Tina ließ sich wieder in den Liegestuhl sinken. Wozu brauchte sie einen Krimi, fragte sie sich zynisch. Sie hatten doch selbst einen Mörder. Aber doch nicht Olli? Der war doch ein harmloses Schaf. Schon in der Schule war er immer das arme Schwein gewesen, das man beim Mogeln erwischt hatte. Tina grinste, als sie sich an die alten Zeiten zurückerinnerte. Olli hatte nur Augen für Fenja gehabt. Er hatte sie angebetet und in seiner Schwärmerei nicht mal mitgekriegt, dass sie einem anderen heimlich Kekse zusteckte. Tina schüttelte kichernd den Kopf. Gott, wie lange war das alles her! Ob man heute noch mit Keksen beeindrucken konnte? Jedenfalls hatte sich dieser dünne Junge immer sehr über die Plätzchen gefreut. Wie hieß er denn noch gleich? Ach ja, der dünne Benny. Tina rutschte das Glas aus der Hand und zersplitterte auf dem Boden.

Ben!

28

Sophie ging Hand in Hand mit Ben den Strand entlang. Was machte sie nur, fragte sie sich verwirrt. Sie hatte das Gefühl, überhaupt nicht mehr sie selbst zu sein. Sie benahm sich wie ein verknallter Teenager. Es musste am Alkohol liegen. Sie war dabei, mit einem Surflehrer in die Kiste zu springen. Doch anstatt dieses Abenteuer einfach zu genießen, war in ihrem Magen ein Kloß. Sie hatte das Gefühl, Felix zu betrügen. Der Gedanke war absurd. Sie musste ihn endlich aus dem Kopf kriegen, die Flucht nach vorn angehen. Schon aus diesem Grund war die Idee, mit Ben zu schlafen, eine gute. Sie war Felix immer treu gewesen und konnte sich kaum noch an die Geschichten erinnern, die vor seiner Zeit lagen. Und wenn sie sich gleich lächerlich machte? Sophie wurde plötzlich unsicher. Ben hatte sicher unzählige Schülerinnen verführt. Auf der anderen Seite hatte er seine große Liebe verloren. Würde er sie mit dieser schönen Thailänderin vergleichen? Vielleicht sollte sie doch einfach nach Hause fahren. »Pelle?«

»Er ist hier«, flüsterte Ben und küsste ihren Hals. Sein Kuss fühlte sich weich an. Sophie wusste, dass sie es nicht mehr stoppen konnte und wollte es auch nicht. Ben schloss das Wohnmobil auf und sie trat ein. Er zündete eine Kerze an. In dem flackernden Licht zog er sie zu sich.
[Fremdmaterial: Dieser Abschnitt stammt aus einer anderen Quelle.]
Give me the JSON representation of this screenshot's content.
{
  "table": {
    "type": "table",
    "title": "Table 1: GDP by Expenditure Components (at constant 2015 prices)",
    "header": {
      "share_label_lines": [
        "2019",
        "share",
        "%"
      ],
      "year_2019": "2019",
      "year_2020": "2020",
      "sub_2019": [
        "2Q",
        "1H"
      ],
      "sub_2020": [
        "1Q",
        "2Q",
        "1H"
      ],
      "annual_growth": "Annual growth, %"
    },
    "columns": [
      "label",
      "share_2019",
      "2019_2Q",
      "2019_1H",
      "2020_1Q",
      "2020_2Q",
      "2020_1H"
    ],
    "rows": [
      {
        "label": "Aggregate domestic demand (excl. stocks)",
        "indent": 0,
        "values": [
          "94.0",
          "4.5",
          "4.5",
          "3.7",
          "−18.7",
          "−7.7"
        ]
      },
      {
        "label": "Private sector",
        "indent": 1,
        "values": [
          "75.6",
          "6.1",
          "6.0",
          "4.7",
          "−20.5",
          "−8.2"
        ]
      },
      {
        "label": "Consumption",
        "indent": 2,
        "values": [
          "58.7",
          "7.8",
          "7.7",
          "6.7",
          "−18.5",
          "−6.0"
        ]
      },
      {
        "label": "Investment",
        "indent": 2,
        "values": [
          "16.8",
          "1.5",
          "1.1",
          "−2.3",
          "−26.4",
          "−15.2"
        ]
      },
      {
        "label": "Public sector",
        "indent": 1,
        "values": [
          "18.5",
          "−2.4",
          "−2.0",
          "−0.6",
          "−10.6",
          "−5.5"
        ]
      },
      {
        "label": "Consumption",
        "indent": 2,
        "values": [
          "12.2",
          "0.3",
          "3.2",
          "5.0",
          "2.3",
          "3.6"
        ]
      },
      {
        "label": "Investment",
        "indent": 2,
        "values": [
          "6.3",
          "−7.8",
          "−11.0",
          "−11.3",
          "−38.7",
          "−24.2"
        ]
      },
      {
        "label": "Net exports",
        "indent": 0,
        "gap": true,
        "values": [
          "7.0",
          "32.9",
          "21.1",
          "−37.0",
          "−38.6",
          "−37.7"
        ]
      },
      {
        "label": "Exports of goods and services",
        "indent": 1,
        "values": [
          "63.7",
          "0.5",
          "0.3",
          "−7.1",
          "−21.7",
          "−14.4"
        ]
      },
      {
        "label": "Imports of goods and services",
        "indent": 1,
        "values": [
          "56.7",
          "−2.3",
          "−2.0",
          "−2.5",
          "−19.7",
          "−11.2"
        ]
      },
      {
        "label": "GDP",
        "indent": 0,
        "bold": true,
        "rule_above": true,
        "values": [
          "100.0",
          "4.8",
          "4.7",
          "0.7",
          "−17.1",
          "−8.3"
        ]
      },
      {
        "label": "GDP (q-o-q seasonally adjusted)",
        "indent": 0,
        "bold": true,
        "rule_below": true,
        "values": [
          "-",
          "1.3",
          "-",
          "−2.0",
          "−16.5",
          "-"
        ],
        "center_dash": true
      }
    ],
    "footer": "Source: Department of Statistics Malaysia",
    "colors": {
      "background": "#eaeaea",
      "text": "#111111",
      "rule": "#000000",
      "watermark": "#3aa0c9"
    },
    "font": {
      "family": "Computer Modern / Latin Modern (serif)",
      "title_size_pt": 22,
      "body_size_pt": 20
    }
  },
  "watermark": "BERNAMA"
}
»Was machen wir mit Pelle?«

»Er hat draußen mehr Spaß. Pelle! Hey, du darfst draußen bleiben! Aber nicht zu weit weglaufen.« Pelle grunzte zufrieden und trabte schnüffelnd davon. Sophie schloss die Tür und sah Ben an. Er erwiderte ihren Blick und zog lächelnd die Augenbrauen hoch.

»Komm!«, flüsterte er und zeigte auf das Alkovenbett.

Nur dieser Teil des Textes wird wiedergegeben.